Elle saute tout d’un élan une première barrière de granit rouge, dévale en grondant une marche énorme, projette dans l’air des tourbillons de poussière humide qui s’irise et, en une dernière et fougueuse bousculade, se fraye une voie tortueuse parmi des pierres amoncelées.

Affolées, les eaux impétueuses tournent en rond au pied de la chute, et achèvent de bouillonner leur colère dans un bassin rocheux où flottent des paquets mouvants d’écume jaunâtre que le vent déchiquette, c’est la Chute-à-l’Ours.

Bientôt assagie, la rivière retrouve son calme momentanément perdu, fait un coude brusque pour ralentir ses eaux qui voudraient courir encore, puis file tout droit vers le repos d’une plaine fraîchement parée.

Par chemin droit on va trop vite ! « À quoi bon me presser », se dit notre rivière. « J’arriverai toujours assez tôt à la fin de ma course. » Doucement, plus doucement encore, le pays est bon, la plaine est paisible ; sa terre grasse, sans roc, fait une couche moelleuse qui invite.

Écoutons chanter les oiseaux, et recueillons en passant la caresse des ailes déployées qui effleurent.

Que les buissons sont verts !

Ici enfin, l’horizon se montre sans masque ; pas de branches croisées, pas de gros troncs rugueux dont les cimes enlacées voilent les espaces et limitent la vue des choses, comme sur des yeux ouverts des paupières mi-closes.

À moi le soleil, tout le soleil, sans même un pin bourru pour m’en dérober un rayon et éteindre sa splendeur dans un écran de feuillage.

Et la rivière s’abandonne au charme qui la grise.

Elle retient son courant, serpente, retrace ses pas, fait de longs détours pour contourner une butte, si bien qu’elle en vient tout près d’oublier qu’il lui faut tout de même couler.

Car ce n’est plus qu’une rivière espiègle et rieuse, toute au plaisir de vivre dans un endroit plaisant, qui, en dépit de son âge et jusqu’au dernier moment, ne cessera de faire l’école buissonnière.

Combien de fois, dans le calme des couchers d’automne ou la douceur chaude des crépuscules d’été, nous avons fait lentement glisser notre canot sur ses eaux alanguies !

Les oiseaux nombreux qui habitent ses rives, perchés pour le repos du soir, lançaient un dernier cri.

De grands hérons, au profil ridicule, passaient en battant lourdement l’air d’une aile pesante.

Les canards, par troupes, cancanaient, les pattes dans la boue.

D’instinct nous laissions traîner l’aviron, les mains sur les bords du canot qui s’échouait doucement sur une pointe de sable.

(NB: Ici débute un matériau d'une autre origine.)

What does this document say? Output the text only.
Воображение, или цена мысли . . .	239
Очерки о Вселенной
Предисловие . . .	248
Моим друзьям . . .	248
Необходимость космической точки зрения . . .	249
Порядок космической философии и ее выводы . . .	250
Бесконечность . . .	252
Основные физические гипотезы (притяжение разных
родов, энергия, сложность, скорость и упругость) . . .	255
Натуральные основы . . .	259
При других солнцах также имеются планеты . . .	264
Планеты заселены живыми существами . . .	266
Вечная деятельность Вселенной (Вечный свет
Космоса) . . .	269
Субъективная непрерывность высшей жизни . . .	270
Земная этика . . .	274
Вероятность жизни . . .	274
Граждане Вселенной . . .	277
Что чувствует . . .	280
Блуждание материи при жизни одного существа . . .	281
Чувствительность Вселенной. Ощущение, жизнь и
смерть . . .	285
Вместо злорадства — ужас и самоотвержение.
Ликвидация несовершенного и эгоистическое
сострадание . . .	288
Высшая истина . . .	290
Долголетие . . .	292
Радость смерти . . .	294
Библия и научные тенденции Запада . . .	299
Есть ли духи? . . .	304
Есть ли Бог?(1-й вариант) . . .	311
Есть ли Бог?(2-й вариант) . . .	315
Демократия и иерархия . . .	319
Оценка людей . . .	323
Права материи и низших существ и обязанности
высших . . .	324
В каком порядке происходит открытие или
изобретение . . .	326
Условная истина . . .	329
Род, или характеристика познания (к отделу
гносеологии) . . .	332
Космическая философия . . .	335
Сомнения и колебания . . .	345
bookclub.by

Un orignal, de l’eau jusqu’au ventre, s’arrêtant de mâchonner des racines, nous regardait sans comprendre, son grand nez relevé flairant l’air suspect.

Comme à regret, le soleil s’enfonçait au loin dans la montagne. L’ombre hésitante envahissait les bois, les ailes se fermaient, les chants se taisaient.

Petit à petit, la multitude des êtres timides qui s’éveillent quand le jour s’endort, décelaient leur présence par des crissements de branches et le bruit étouffé de trottinements menus.

o-o-o

J’ai revu hélas ! ma rivière d’autrefois…

La vallée est inondée ; les eaux, égarées dans les taillis déserts, cherchent en vain les rives de jadis et le chemin fleuri.

Les buissons sont sans feuilles. Au loin, surgissant des flots boueux, les troncs dénudés étendent des bras raidis qui semblent supplier.

Ce n’est plus une rivière et ce n’est pas un lac ; c’est une chose informe, une vallée coupable que Dieu aurait maudit.

Par bonheur, quelques coins protégés, le long des collines, et la belle chute solitaire qui gronde toujours là-bas en sautant les rochers, gardent encore un peu de leur beauté première.

Non, n’y allez pas maintenant.

Vous serez déçu et ne comprendrez pas. Plus tard peut-être.

Nous qui avons connu les Eaux-Mortes de naguère, c’est différent, nous avons le souvenir.